E non posso non menzionare la rinnovata attenzione ai giovani, attraverso il “Patto Educativo”. Sarà certamente un cammino graduale ma determinato, perché siamo profondamente convinti che solo attraverso un reale cambiamento di mentalità e di stile pastorale potremo diventare davvero una Chiesa più vicina al Vangelo e alle attese profonde del mondo di oggi. Stiamo investendo molte energie in questa direzione, penso al ramo Ets della Diocesi, a Casa “Bartimeo”, al Museo diocesano diffuso, consapevoli che il rinnovamento della Chiesa passa certamente attraverso un profondo rinnovamento personale ma anche attraverso la costruzione di reti di solidarietà e la valorizzazione del patrimonio “umano” e culturale come strumento di sviluppo del territorio.
In un mondo che sembra sempre più diviso, come possiamo costruire comunità unite e solidali?
La divisione è senza dubbio una ferita profonda, che sembra lacerare il tessuto stesso della nostra società. Ma la nostra risposta non può che essere il perdono e l’amore, quella carità che è capace di ricucire ogni strappo. Dobbiamo cercare con pazienza e determinazione quei punti di incontro, quegli spazi di confronto e di condivisione che possano far rifiorire la fiducia e la speranza.
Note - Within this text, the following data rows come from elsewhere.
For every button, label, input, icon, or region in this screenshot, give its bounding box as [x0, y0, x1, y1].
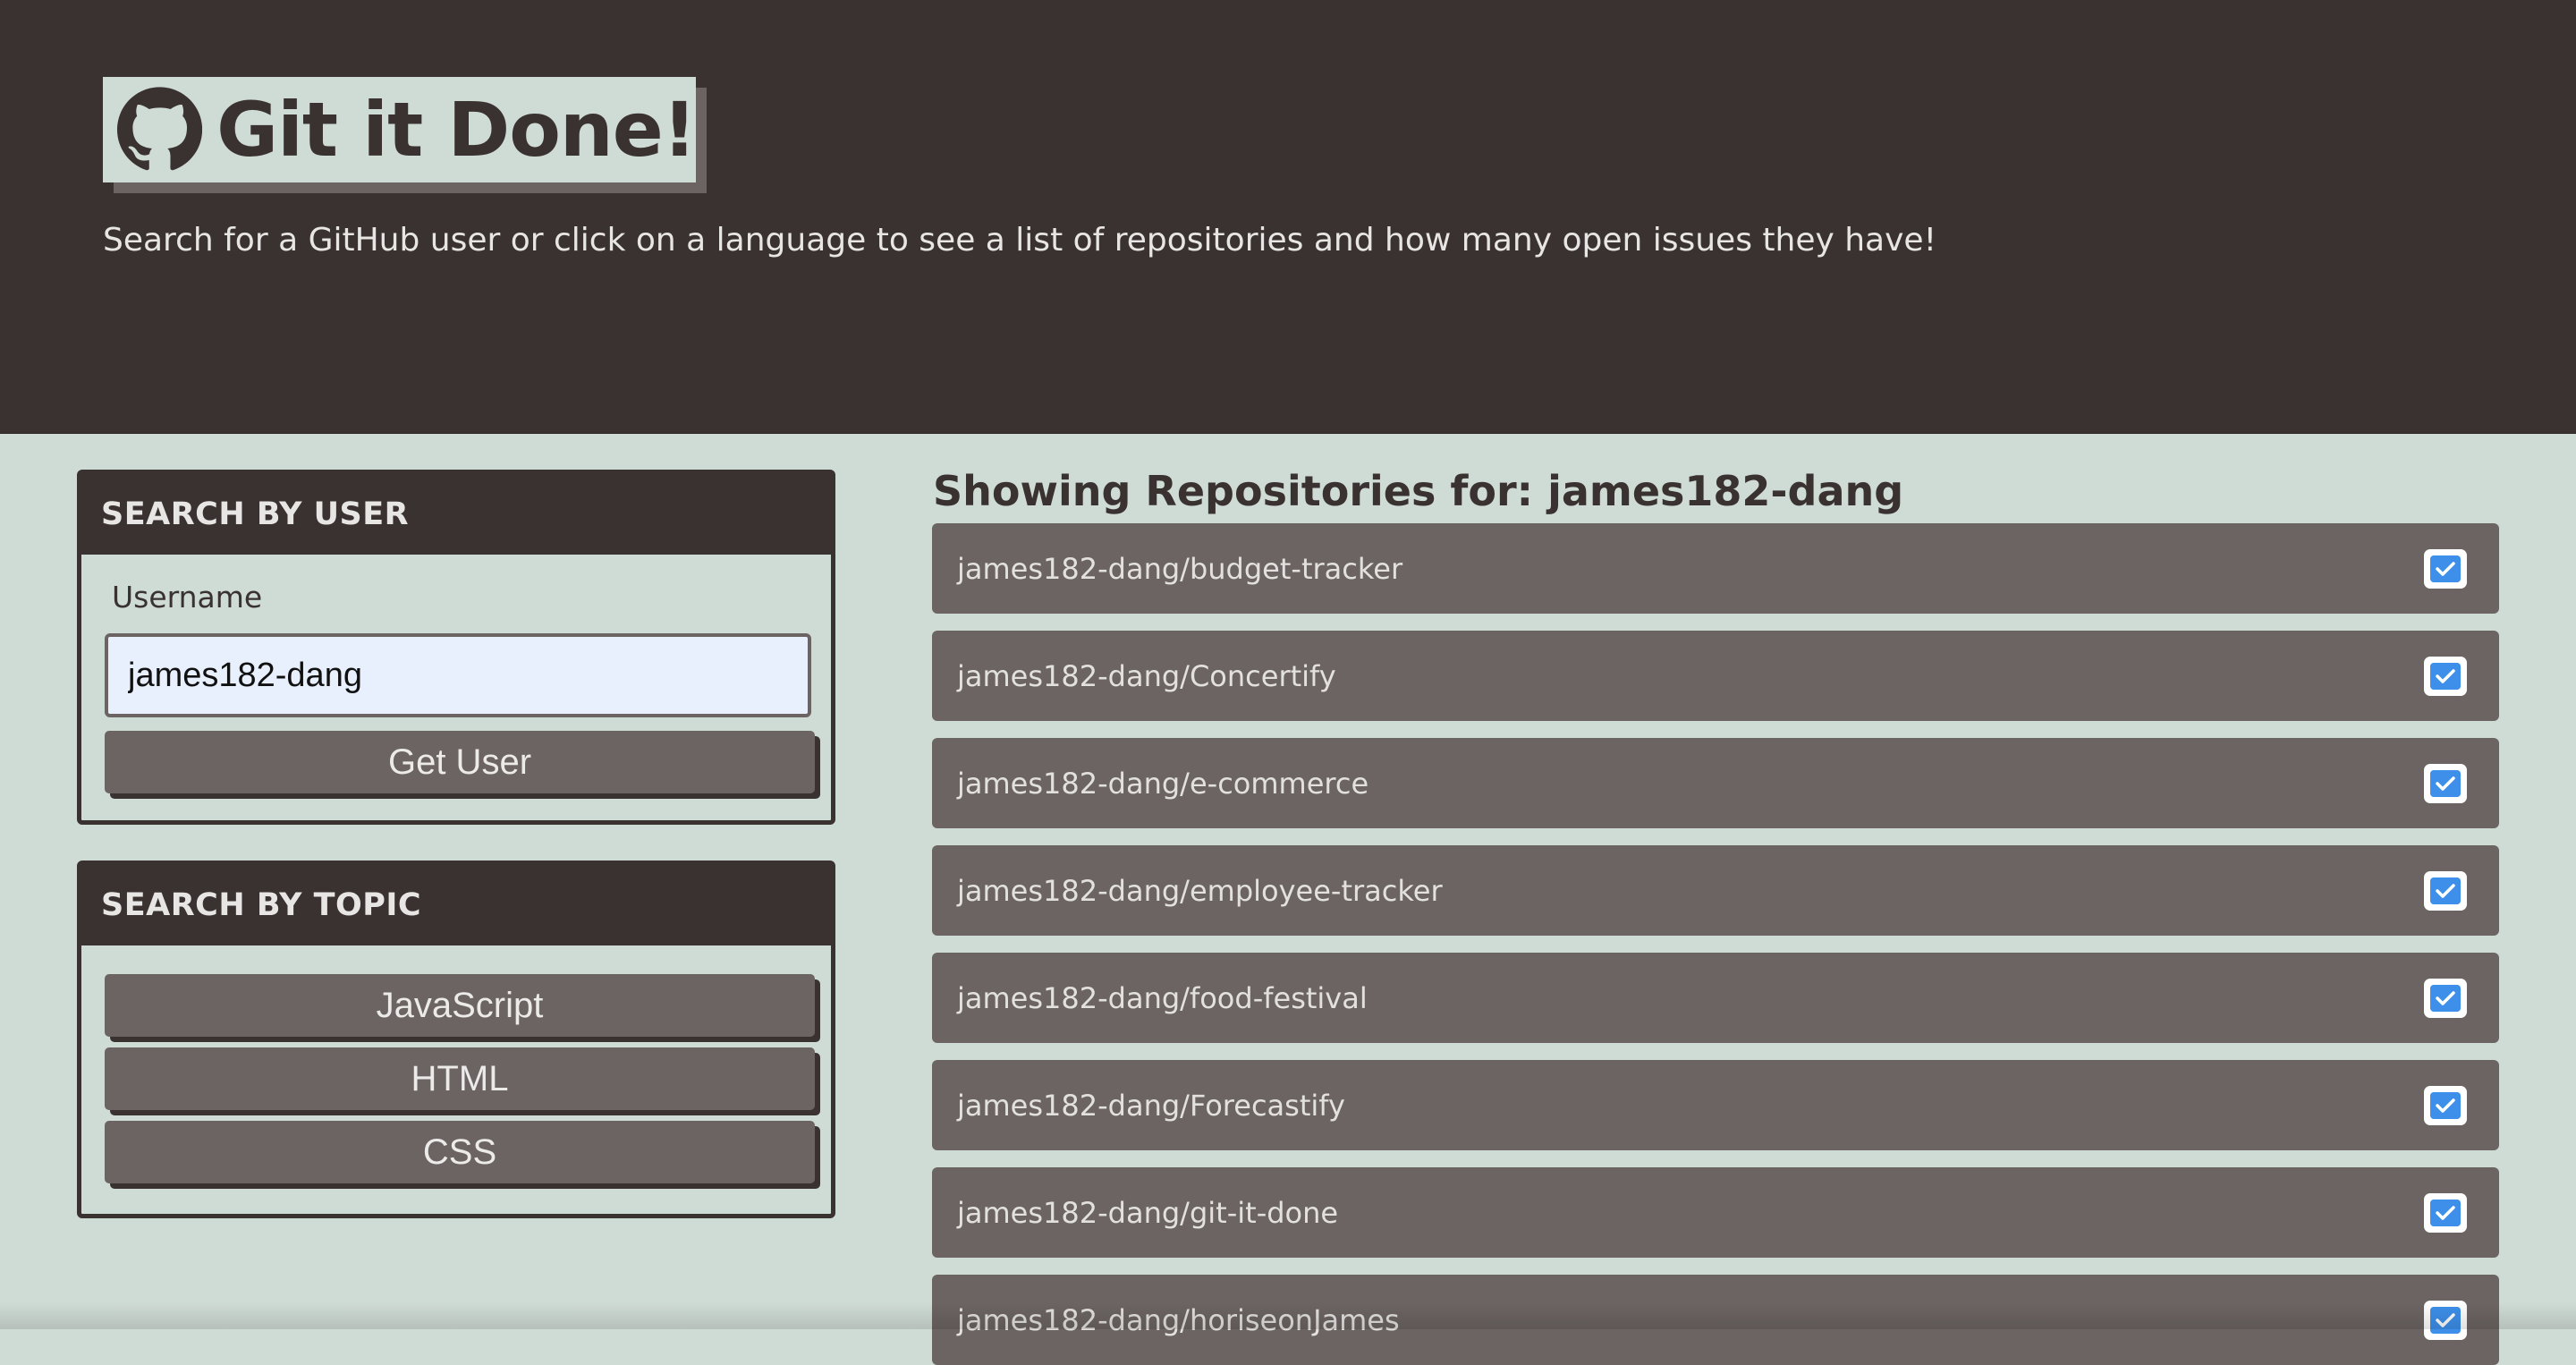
repo-item[interactable]: james182-dang/Concertify: [932, 631, 2499, 721]
check-square-icon: [2424, 763, 2467, 803]
page-subtitle: Search for a GitHub user or click on a l…: [103, 222, 1936, 259]
app-logo: Git it Done!: [103, 77, 697, 182]
repo-name: james182-dang/budget-tracker: [957, 551, 1403, 586]
check-square-icon: [2424, 870, 2467, 911]
repo-item[interactable]: james182-dang/git-it-done: [932, 1167, 2499, 1258]
topic-button-html[interactable]: HTML: [105, 1047, 815, 1110]
repo-name: james182-dang/employee-tracker: [957, 873, 1443, 908]
page-header: Git it Done! Search for a GitHub user or…: [0, 0, 2576, 434]
results-heading: Showing Repositories for: james182-dang: [933, 467, 1903, 515]
topic-button-javascript[interactable]: JavaScript: [105, 974, 815, 1037]
repo-name: james182-dang/horiseonJames: [957, 1302, 1400, 1337]
repo-name: james182-dang/e-commerce: [957, 766, 1369, 801]
repo-name: james182-dang/Concertify: [957, 658, 1336, 693]
repo-name: james182-dang/git-it-done: [957, 1195, 1339, 1230]
username-label: Username: [112, 580, 263, 615]
repo-name: james182-dang/Forecastify: [957, 1088, 1345, 1123]
logo-wrap: Git it Done!: [103, 77, 707, 193]
check-square-icon: [2424, 656, 2467, 696]
results-heading-user: james182-dang: [1547, 467, 1904, 515]
repo-item[interactable]: james182-dang/budget-tracker: [932, 523, 2499, 614]
topic-button-css[interactable]: CSS: [105, 1121, 815, 1183]
user-search-panel: SEARCH BY USER Username Get User: [77, 470, 835, 825]
check-square-icon: [2424, 1300, 2467, 1340]
repo-item[interactable]: james182-dang/e-commerce: [932, 738, 2499, 828]
repo-item[interactable]: james182-dang/employee-tracker: [932, 845, 2499, 936]
check-square-icon: [2424, 1192, 2467, 1233]
topic-search-panel: SEARCH BY TOPIC JavaScript HTML CSS: [77, 861, 835, 1218]
results-heading-prefix: Showing Repositories for:: [933, 467, 1534, 515]
get-user-button[interactable]: Get User: [105, 731, 815, 793]
repo-item[interactable]: james182-dang/Forecastify: [932, 1060, 2499, 1150]
github-octocat-icon: [117, 87, 203, 171]
check-square-icon: [2424, 1085, 2467, 1125]
repo-item[interactable]: james182-dang/horiseonJames: [932, 1275, 2499, 1365]
check-square-icon: [2424, 978, 2467, 1018]
user-search-heading: SEARCH BY USER: [81, 474, 831, 555]
repo-item[interactable]: james182-dang/food-festival: [932, 953, 2499, 1043]
repo-name: james182-dang/food-festival: [957, 980, 1368, 1015]
topic-search-heading: SEARCH BY TOPIC: [81, 865, 831, 945]
app-title: Git it Done!: [216, 86, 697, 174]
username-input[interactable]: [105, 633, 811, 717]
check-square-icon: [2424, 548, 2467, 589]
La Chiesa deve diventare un vero e proprio laboratorio di corresponsabilità sociale, dove le differenze non sono viste come motivo di scontro, ma come un arricchimento e una risorsa preziosa per lo sviluppo del territorio. Solo così possiamo costruire comunità che siano veramente inclusive, capaci di futuro e segni di speranza.
Un invito, quindi, a non arrendersi?
Abbiamo davanti a noi una sfida straordinaria, che ci chiama a sognare in grande e a lavorare con passione e determinazione per un cambiamento possibile. Ogni passo verso l’inclusione, ogni gesto di fraternità, ogni spazio di partecipazione che riusciamo a costruire, ogni parola di speranza che riusciamo a seminare, contribuisce a tessere una nuova trama sociale. Il processo sinodale, in questo senso, diventa paradigma non solo di un nuovo modo di immaginare la Chiesa ma anche di pensare la città: non più come somma di individualità, ma come comunità che cresce attraverso percorsi di ascolto e di progettazione condivisa. Il cammino sinodale è la nostra occasione per scrivere insieme il capitolo di un nuovo inizio.